More than three months after the start of the war in Ukraine, the displeasure of the citizens should also be visible on street signs. Initiatives are springing up across the country to rename streets that hark back to the country’s Russian past.

According to a report in the New York Times, around 100 streets are to be renamed in the city of Lutsk in northern Ukraine alone. After the collapse of the Soviet Union in the 1990s, many post-Soviet states had started similar projects.

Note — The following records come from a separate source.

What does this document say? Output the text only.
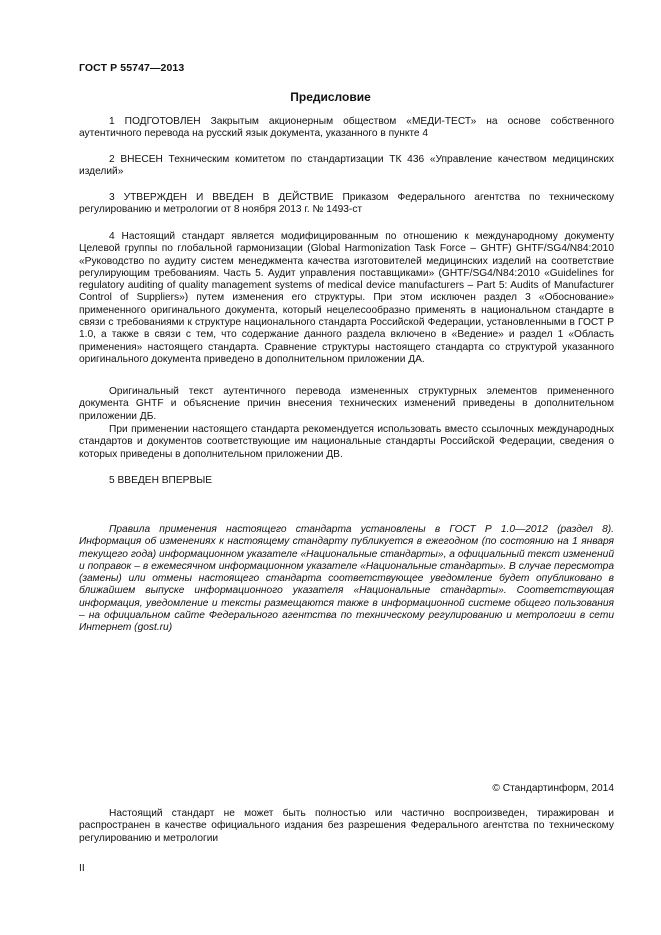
ГОСТ Р 55747—2013
Предисловие

1 ПОДГОТОВЛЕН Закрытым акционерным обществом «МЕДИ-ТЕСТ» на основе собственного аутентичного перевода на русский язык документа, указанного в пункте 4

2 ВНЕСЕН Техническим комитетом по стандартизации ТК 436 «Управление качеством медицинских изделий»

3 УТВЕРЖДЕН И ВВЕДЕН В ДЕЙСТВИЕ Приказом Федерального агентства по техническому регулированию и метрологии от 8 ноября 2013 г. № 1493-ст

4 Настоящий стандарт является модифицированным по отношению к международному документу Целевой группы по глобальной гармонизации (Global Harmonization Task Force – GHTF) GHTF/SG4/N84:2010 «Руководство по аудиту систем менеджмента качества изготовителей медицинских изделий на соответствие регулирующим требованиям. Часть 5. Аудит управления поставщиками» (GHTF/SG4/N84:2010 «Guidelines for regulatory auditing of quality management systems of medical device manufacturers – Part 5: Audits of Manufacturer Control of Suppliers») путем изменения его структуры. При этом исключен раздел 3 «Обоснование» примененного оригинального документа, который нецелесообразно применять в национальном стандарте в связи с требованиями к структуре национального стандарта Российской Федерации, установленными в ГОСТ Р 1.0, а также в связи с тем, что содержание данного раздела включено в «Ведение» и раздел 1 «Область применения» настоящего стандарта. Сравнение структуры настоящего стандарта со структурой указанного оригинального документа приведено в дополнительном приложении ДА.

Оригинальный текст аутентичного перевода измененных структурных элементов примененного документа GHTF и объяснение причин внесения технических изменений приведены в дополнительном приложении ДБ.

При применении настоящего стандарта рекомендуется использовать вместо ссылочных международных стандартов и документов соответствующие им национальные стандарты Российской Федерации, сведения о которых приведены в дополнительном приложении ДВ.

5 ВВЕДЕН ВПЕРВЫЕ

Правила применения настоящего стандарта установлены в ГОСТ Р 1.0—2012 (раздел 8). Информация об изменениях к настоящему стандарту публикуется в ежегодном (по состоянию на 1 января текущего года) информационном указателе «Национальные стандарты», а официальный текст изменений и поправок – в ежемесячном информационном указателе «Национальные стандарты». В случае пересмотра (замены) или отмены настоящего стандарта соответствующее уведомление будет опубликовано в ближайшем выпуске информационного указателя «Национальные стандарты». Соответствующая информация, уведомление и тексты размещаются также в информационной системе общего пользования – на официальном сайте Федерального агентства по техническому регулированию и метрологии в сети Интернет (gost.ru)

© Стандартинформ, 2014

Настоящий стандарт не может быть полностью или частично воспроизведен, тиражирован и распространен в качестве официального издания без разрешения Федерального агентства по техническому регулированию и метрологии

II
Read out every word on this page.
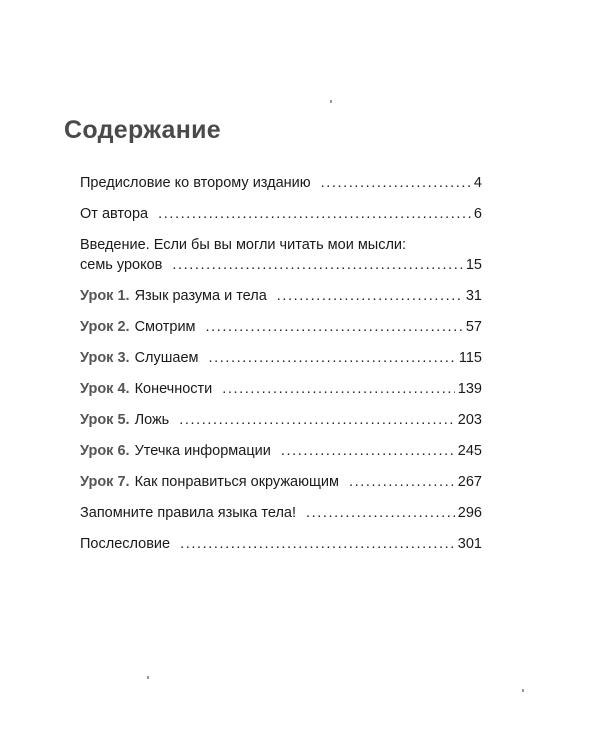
Содержание
Предисловие ко второму изданию .....	4
От автора .....	6
Введение. Если бы вы могли читать мои мысли:
семь уроков .....	15
Урок 1. Язык разума и тела .....	31
Урок 2. Смотрим .....	57
Урок 3. Слушаем .....	115
Урок 4. Конечности .....	139
Урок 5. Ложь .....	203
Урок 6. Утечка информации .....	245
Урок 7. Как понравиться окружающим .....	267
Запомните правила языка тела! .....	296
Послесловие .....	301
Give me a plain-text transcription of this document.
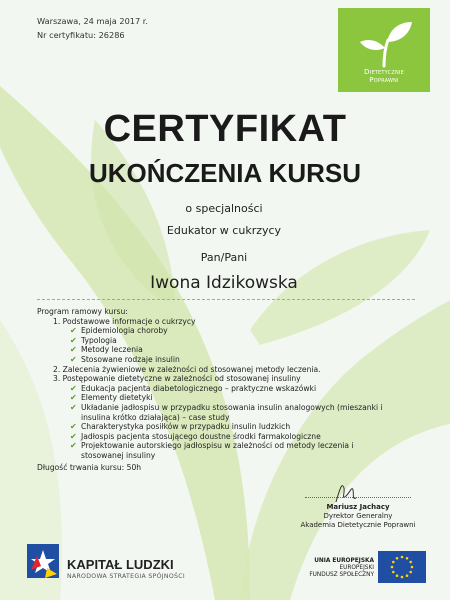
Warszawa, 24 maja 2017 r.
Nr certyfikatu: 26286
Dietetycznie
Poprawni
CERTYFIKAT
UKOŃCZENIA KURSU
o specjalności
Edukator w cukrzycy
Pan/Pani
Iwona Idzikowska
Program ramowy kursu:
1. Podstawowe informacje o cukrzycy
✔ Epidemiologia choroby
✔ Typologia
✔ Metody leczenia
✔ Stosowane rodzaje insulin
2. Zalecenia żywieniowe w zależności od stosowanej metody leczenia.
3. Postępowanie dietetyczne w zależności od stosowanej insuliny
✔ Edukacja pacjenta diabetologicznego – praktyczne wskazówki
✔ Elementy dietetyki
✔ Układanie jadłospisu w przypadku stosowania insulin analogowych (mieszanki i insulina krótko działająca) – case study
✔ Charakterystyka posiłków w przypadku insulin ludzkich
✔ Jadłospis pacjenta stosującego doustne środki farmakologiczne
✔ Projektowanie autorskiego jadłospisu w zależności od metody leczenia i stosowanej insuliny
Długość trwania kursu: 50h
Mariusz Jachacy
Dyrektor Generalny
Akademia Dietetycznie Poprawni
KAPITAŁ LUDZKI
NARODOWA STRATEGIA SPÓJNOŚCI
UNIA EUROPEJSKA
EUROPEJSKI
FUNDUSZ SPOŁECZNY
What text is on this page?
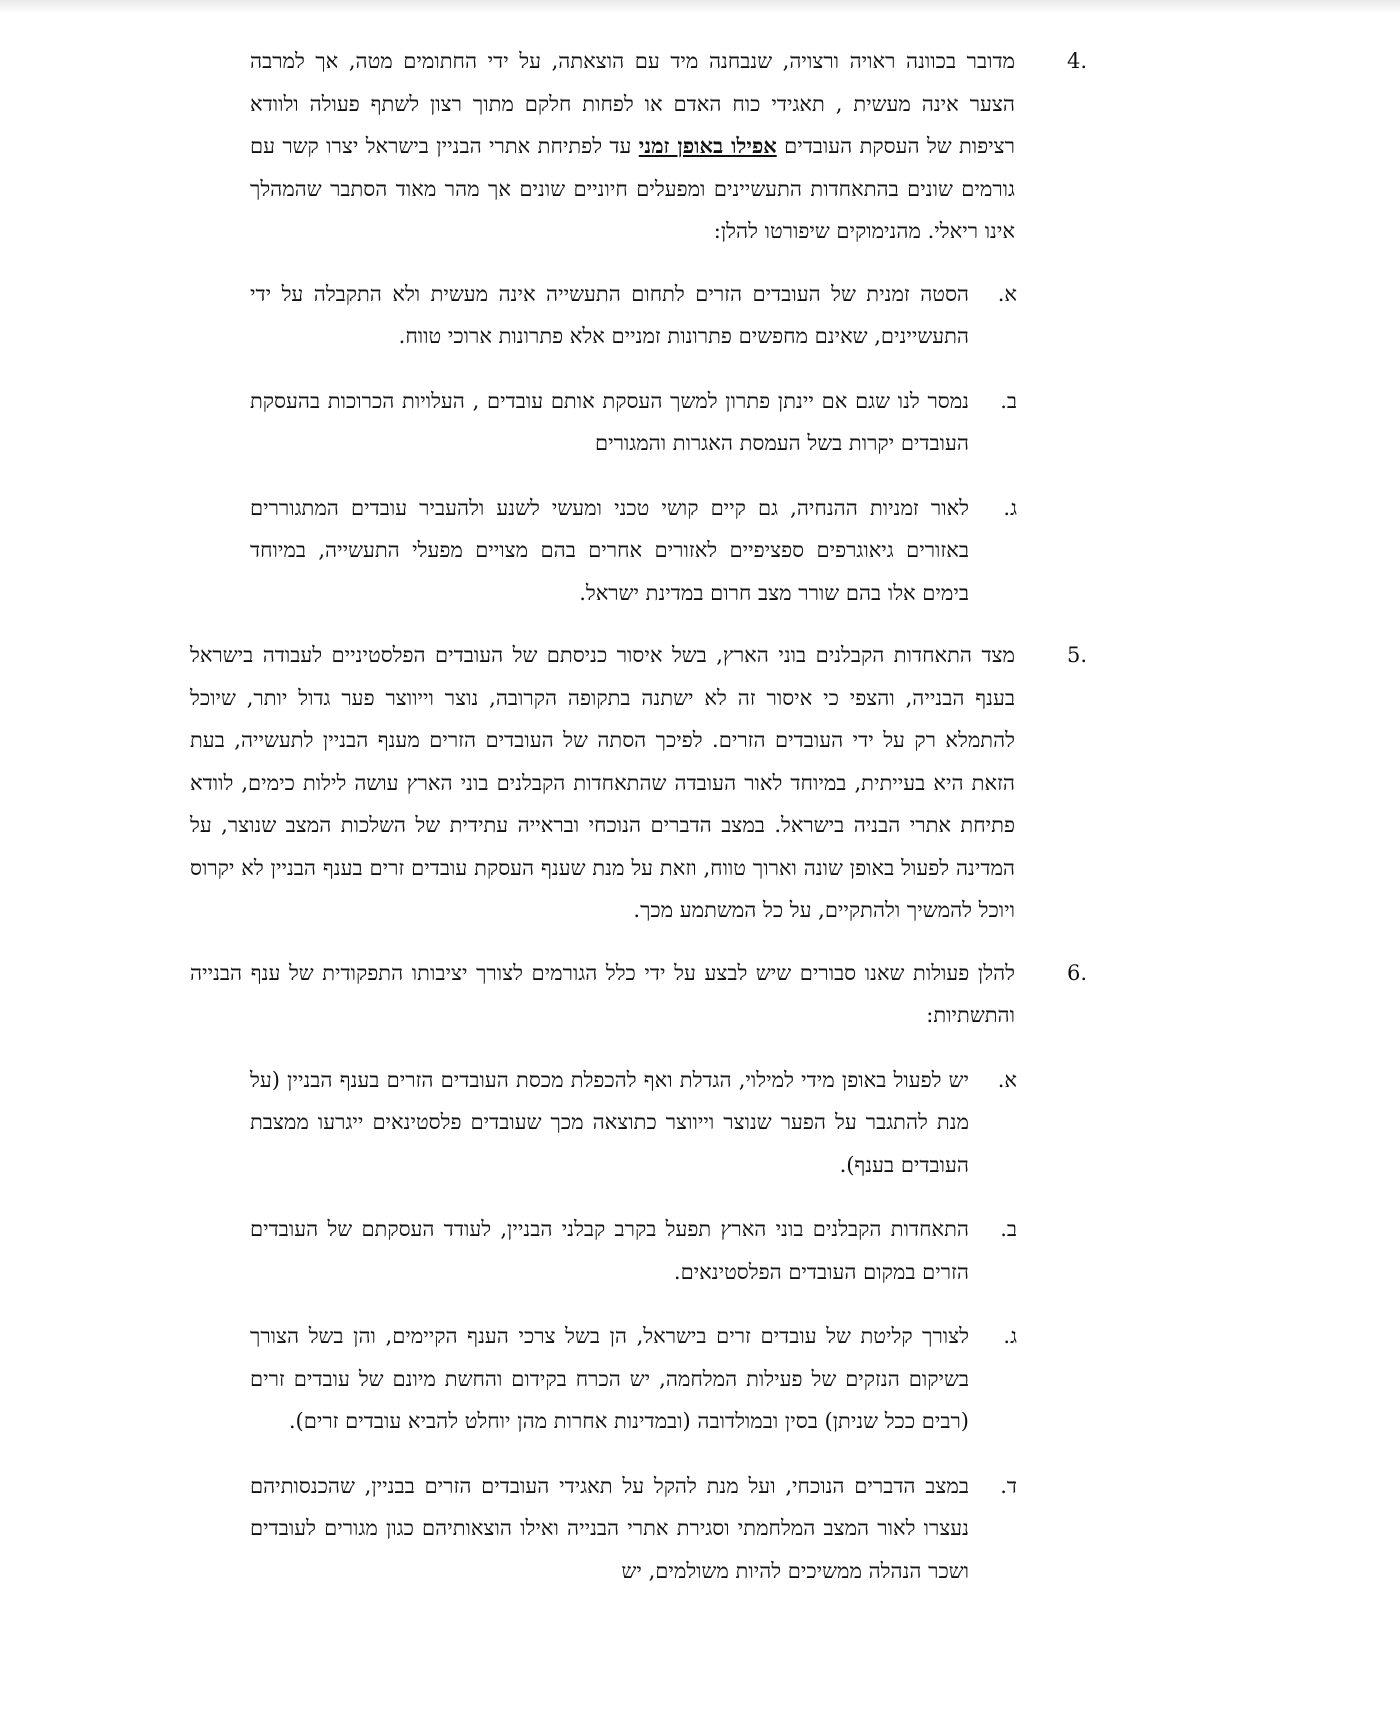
4.
מדובר בכוונה ראויה ורצויה, שנבחנה מיד עם הוצאתה, על ידי החתומים מטה, אך למרבה הצער אינה מעשית , תאגידי כוח האדם או לפחות חלקם מתוך רצון לשתף פעולה ולוודא רציפות של העסקת העובדים אפילו באופן זמני עד לפתיחת אתרי הבניין בישראל יצרו קשר עם גורמים שונים בהתאחדות התעשיינים ומפעלים חיוניים שונים אך מהר מאוד הסתבר שהמהלך אינו ריאלי. מהנימוקים שיפורטו להלן:
א.
הסטה זמנית של העובדים הזרים לתחום התעשייה אינה מעשית ולא התקבלה על ידי התעשיינים, שאינם מחפשים פתרונות זמניים אלא פתרונות ארוכי טווח.
ב.
נמסר לנו שגם אם יינתן פתרון למשך העסקת אותם עובדים , העלויות הכרוכות בהעסקת העובדים יקרות בשל העמסת האגרות והמגורים
ג.
לאור זמניות ההנחיה, גם קיים קושי טכני ומעשי לשנע ולהעביר עובדים המתגוררים באזורים גיאוגרפים ספציפיים לאזורים אחרים בהם מצויים מפעלי התעשייה, במיוחד בימים אלו בהם שורר מצב חרום במדינת ישראל.
5.
מצד התאחדות הקבלנים בוני הארץ, בשל איסור כניסתם של העובדים הפלסטיניים לעבודה בישראל בענף הבנייה, והצפי כי איסור זה לא ישתנה בתקופה הקרובה, נוצר וייווצר פער גדול יותר, שיוכל להתמלא רק על ידי העובדים הזרים. לפיכך הסתה של העובדים הזרים מענף הבניין לתעשייה, בעת הזאת היא בעייתית, במיוחד לאור העובדה שהתאחדות הקבלנים בוני הארץ עושה לילות כימים, לוודא פתיחת אתרי הבניה בישראל. במצב הדברים הנוכחי ובראייה עתידית של השלכות המצב שנוצר, על המדינה לפעול באופן שונה וארוך טווח, וזאת על מנת שענף העסקת עובדים זרים בענף הבניין לא יקרוס ויוכל להמשיך ולהתקיים, על כל המשתמע מכך.
6.
להלן פעולות שאנו סבורים שיש לבצע על ידי כלל הגורמים לצורך יציבותו התפקודית של ענף הבנייה והתשתיות:
א.
יש לפעול באופן מידי למילוי, הגדלת ואף להכפלת מכסת העובדים הזרים בענף הבניין (על מנת להתגבר על הפער שנוצר וייווצר כתוצאה מכך שעובדים פלסטינאים ייגרעו ממצבת העובדים בענף).
ב.
התאחדות הקבלנים בוני הארץ תפעל בקרב קבלני הבניין, לעודד העסקתם של העובדים הזרים במקום העובדים הפלסטינאים.
ג.
לצורך קליטת של עובדים זרים בישראל, הן בשל צרכי הענף הקיימים, והן בשל הצורך בשיקום הנזקים של פעילות המלחמה, יש הכרח בקידום והחשת מיונם של עובדים זרים (רבים ככל שניתן) בסין ובמולדובה (ובמדינות אחרות מהן יוחלט להביא עובדים זרים).
ד.
במצב הדברים הנוכחי, ועל מנת להקל על תאגידי העובדים הזרים בבניין, שהכנסותיהם נעצרו לאור המצב המלחמתי וסגירת אתרי הבנייה ואילו הוצאותיהם כגון מגורים לעובדים ושכר הנהלה ממשיכים להיות משולמים, יש
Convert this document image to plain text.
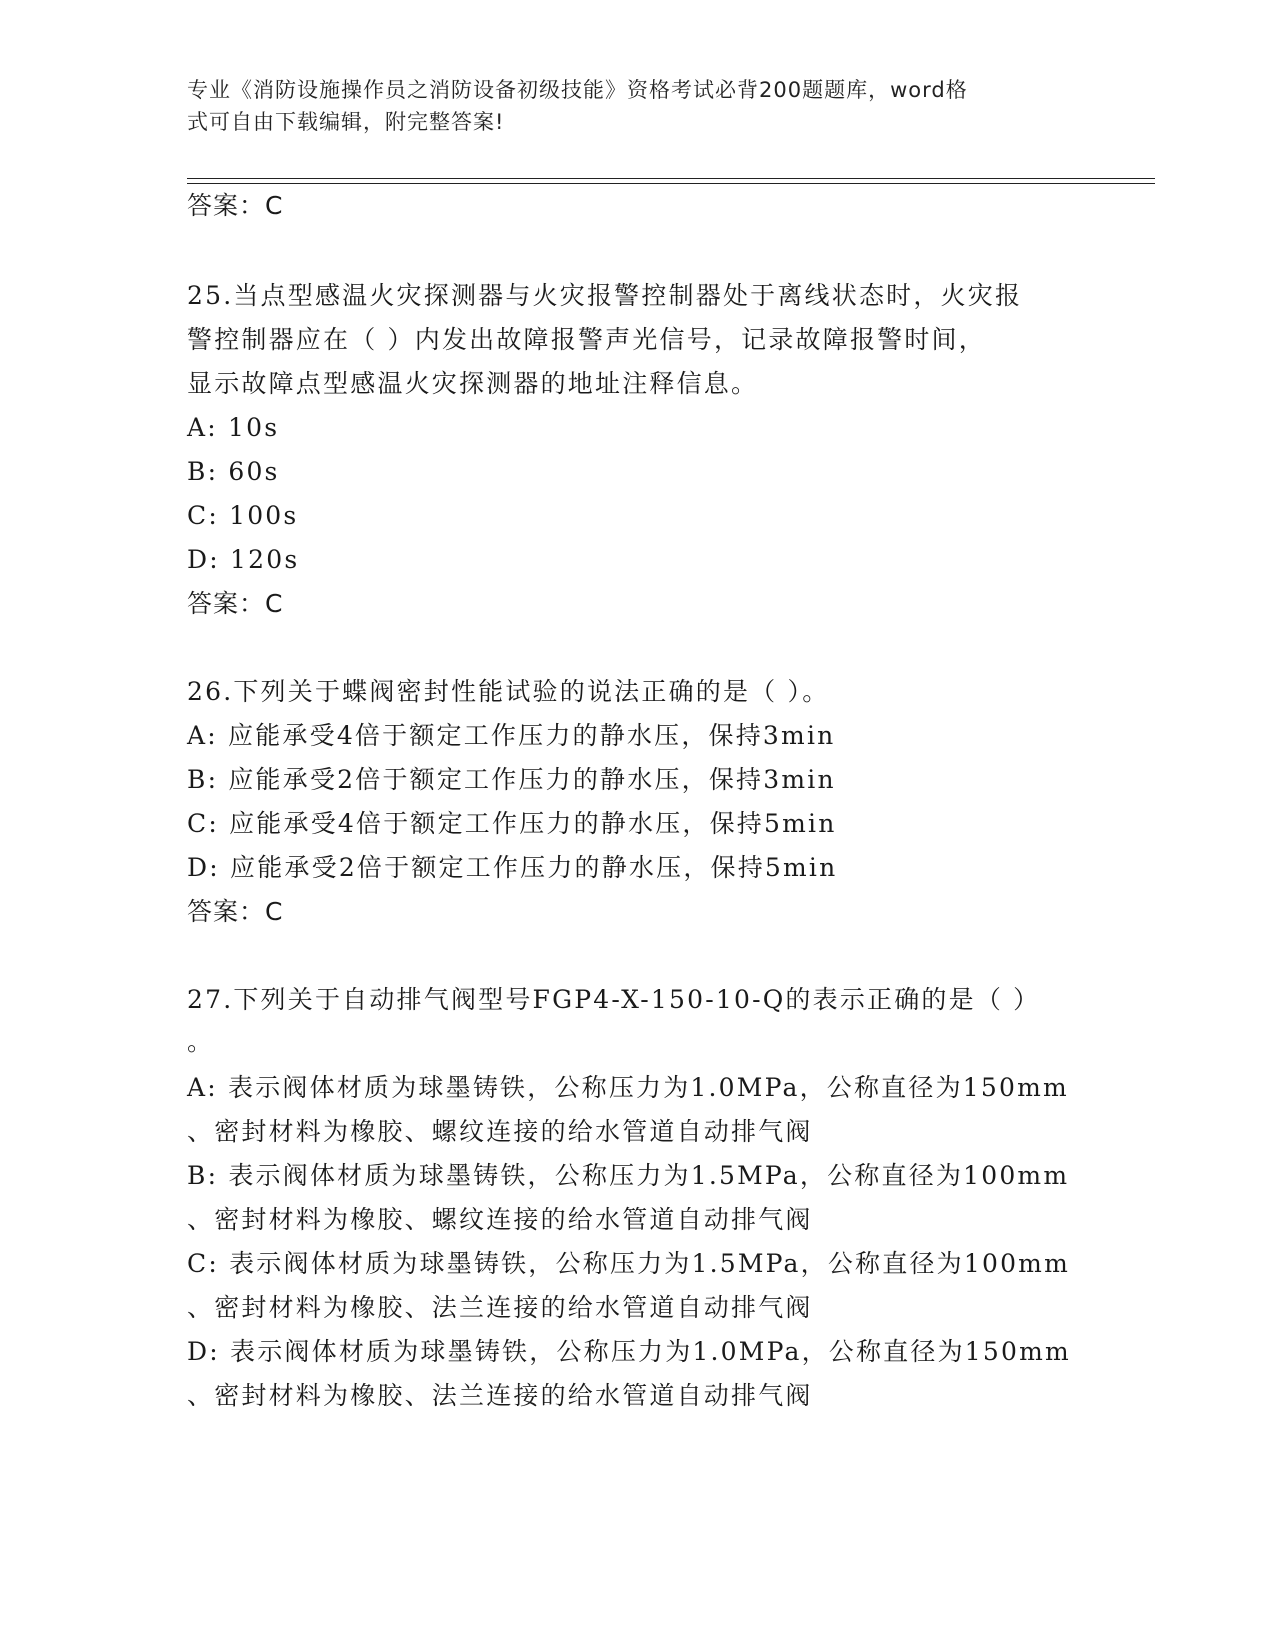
专业《消防设施操作员之消防设备初级技能》资格考试必背200题题库，word格
式可自由下载编辑，附完整答案!
答案：C
25.当点型感温火灾探测器与火灾报警控制器处于离线状态时，火灾报
警控制器应在（ ）内发出故障报警声光信号，记录故障报警时间，
显示故障点型感温火灾探测器的地址注释信息。
A: 10s
B: 60s
C: 100s
D: 120s
答案：C
26.下列关于蝶阀密封性能试验的说法正确的是（ ）。
A: 应能承受4倍于额定工作压力的静水压，保持3min
B: 应能承受2倍于额定工作压力的静水压，保持3min
C: 应能承受4倍于额定工作压力的静水压，保持5min
D: 应能承受2倍于额定工作压力的静水压，保持5min
答案：C
27.下列关于自动排气阀型号FGP4-X-150-10-Q的表示正确的是（ ）
。
A: 表示阀体材质为球墨铸铁，公称压力为1.0MPa，公称直径为150mm
、密封材料为橡胶、螺纹连接的给水管道自动排气阀
B: 表示阀体材质为球墨铸铁，公称压力为1.5MPa，公称直径为100mm
、密封材料为橡胶、螺纹连接的给水管道自动排气阀
C: 表示阀体材质为球墨铸铁，公称压力为1.5MPa，公称直径为100mm
、密封材料为橡胶、法兰连接的给水管道自动排气阀
D: 表示阀体材质为球墨铸铁，公称压力为1.0MPa，公称直径为150mm
、密封材料为橡胶、法兰连接的给水管道自动排气阀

In Ukraine, however, it is also about one’s own identity. “We defend our country, including on the cultural front,” Andriy Moskalenko, leader of the initiative in the western Ukrainian city of Lviv, told The Times.

The port city of Odessa is even considering removing the statue of Catherine the Great, the former Empress of Russia.

So-called “decolonization” efforts are also being made in the Ukrainian capital of Kyiv. For example, the subway station named after the Russian writer Leo Tolstoy will in future bear the name of the Ukrainian poet Vaysl Stus.

The stop, which bears the name of the Belarusian capital Minsk, is to be renamed “Warsaw” because of the government’s questionable attitude to thank neighboring Poland for its help during the war.

However, some of the renamings are also under criticism. The family of the composer Peter Tchaikovsky is said to have its roots in what is now Ukraine. According to Andriy Moskalenko, however, the initiative does not reject the artists themselves. They just want to make it clear that the work of many artists was used as a “tool of colonization”.